A federal judge has agreed to delay the trial of a former professor suspected of terrorist ties, in part because of publicity about the case during the state's U.S. Senate race and the amount of evidence that lawyers must study.

U.S. District Judge James S. Moody Jr. rescheduled the trial of former University of South Florida professor Sami Arian and his co-defendants from January to April 4.

Arian and co-defendants Sameeh Hammoudeh, Hatim Naji Fariz and Ghassan Zayed Ballut are accused of using a think tank Arian started at the school and a Palestinian charity he funded as covers for supporting the Palestinian Islamic Jihad.

All four have denied the charges; Arian contends he is being prosecuted because of his politically unpopular views.

Arian became a central issue in this year's Senate race because Democratic nominee Betty Castor was the school president in the 1990s when the FBI started investigating the professor. Her campaign rival, Republican Mel R. Martinez, said her failure to fire Arian indicated she was soft on terrorism.

Martinez won a narrow victory over Castor earlier this month.

Castor maintained she did all she could by placing Arian on paid leave after the allegations against him emerged. He was never charged with a crime during her tenure, and her successor did not fire him until he was indicted in 2003.

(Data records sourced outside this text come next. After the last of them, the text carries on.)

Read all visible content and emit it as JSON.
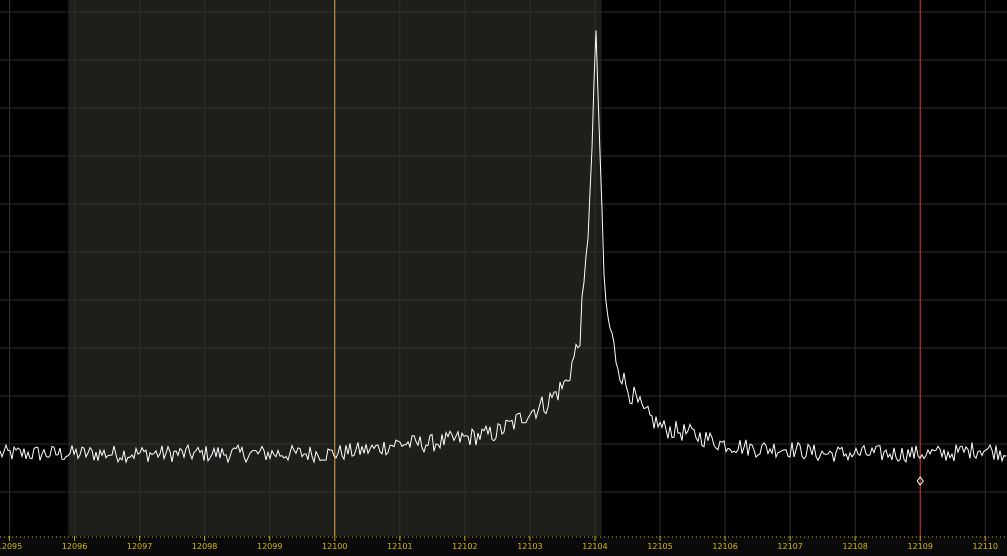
{
  "display": {
    "background": "#000000",
    "passband_fill": "#1e1f1a",
    "grid_color": "#2e302c",
    "trace_color": "#ffffff",
    "center_marker_color": "#e0a040",
    "cursor_marker_color": "#d83030",
    "axis_color": "#c8a800",
    "axis_bar_color": "#0a0a0a"
  },
  "chart_data": {
    "type": "line",
    "title": "",
    "xlabel": "",
    "ylabel": "",
    "xlim": [
      12094.9,
      12110.38
    ],
    "ylim": [
      0,
      1
    ],
    "grid": true,
    "x_ticks": [
      12095,
      12096,
      12097,
      12098,
      12099,
      12100,
      12101,
      12102,
      12103,
      12104,
      12105,
      12106,
      12107,
      12108,
      12109,
      12110
    ],
    "tick_labels": [
      "12095",
      "12096",
      "12097",
      "12098",
      "12099",
      "12100",
      "12101",
      "12102",
      "12103",
      "12104",
      "12105",
      "12106",
      "12107",
      "12108",
      "12109",
      "12110"
    ],
    "passband": [
      12095.95,
      12104.15
    ],
    "center_marker": 12100,
    "cursor_marker": 12109,
    "peak": {
      "x": 12104.06,
      "y": 0.95
    },
    "noise_floor": 0.1,
    "series": [
      {
        "x": [
          12095.0,
          12096.0,
          12097.0,
          12098.0,
          12099.0,
          12100.0,
          12100.7,
          12101.0,
          12101.5,
          12102.0,
          12102.5,
          12102.8,
          12103.0,
          12103.3,
          12103.6,
          12103.8,
          12103.9,
          12104.0,
          12104.06,
          12104.12,
          12104.2,
          12104.35,
          12104.5,
          12104.8,
          12105.1,
          12105.5,
          12106.0,
          12106.5,
          12107.0,
          12107.5,
          12108.0,
          12108.5,
          12109.0,
          12109.5,
          12110.0,
          12110.38
        ],
        "y": [
          0.1,
          0.1,
          0.1,
          0.1,
          0.1,
          0.1,
          0.11,
          0.12,
          0.12,
          0.13,
          0.14,
          0.16,
          0.18,
          0.2,
          0.24,
          0.32,
          0.45,
          0.7,
          0.95,
          0.7,
          0.4,
          0.3,
          0.24,
          0.18,
          0.15,
          0.14,
          0.12,
          0.11,
          0.11,
          0.1,
          0.1,
          0.1,
          0.1,
          0.1,
          0.11,
          0.1
        ]
      }
    ]
  }
}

In his request for a trial delay, defense attorney William Moffitt suggested the jury pool had been tainted by campaign publicity. He said one Martinez flier included photos of hooded terrorists brandishing guns, with the words "Evil was in her midst."

Attorneys also need to wade through thousands of hours of wiretapped conversations and scores of classified documents to prepare their cases.

U.S. Attorney Paul Perez did not object to the delay.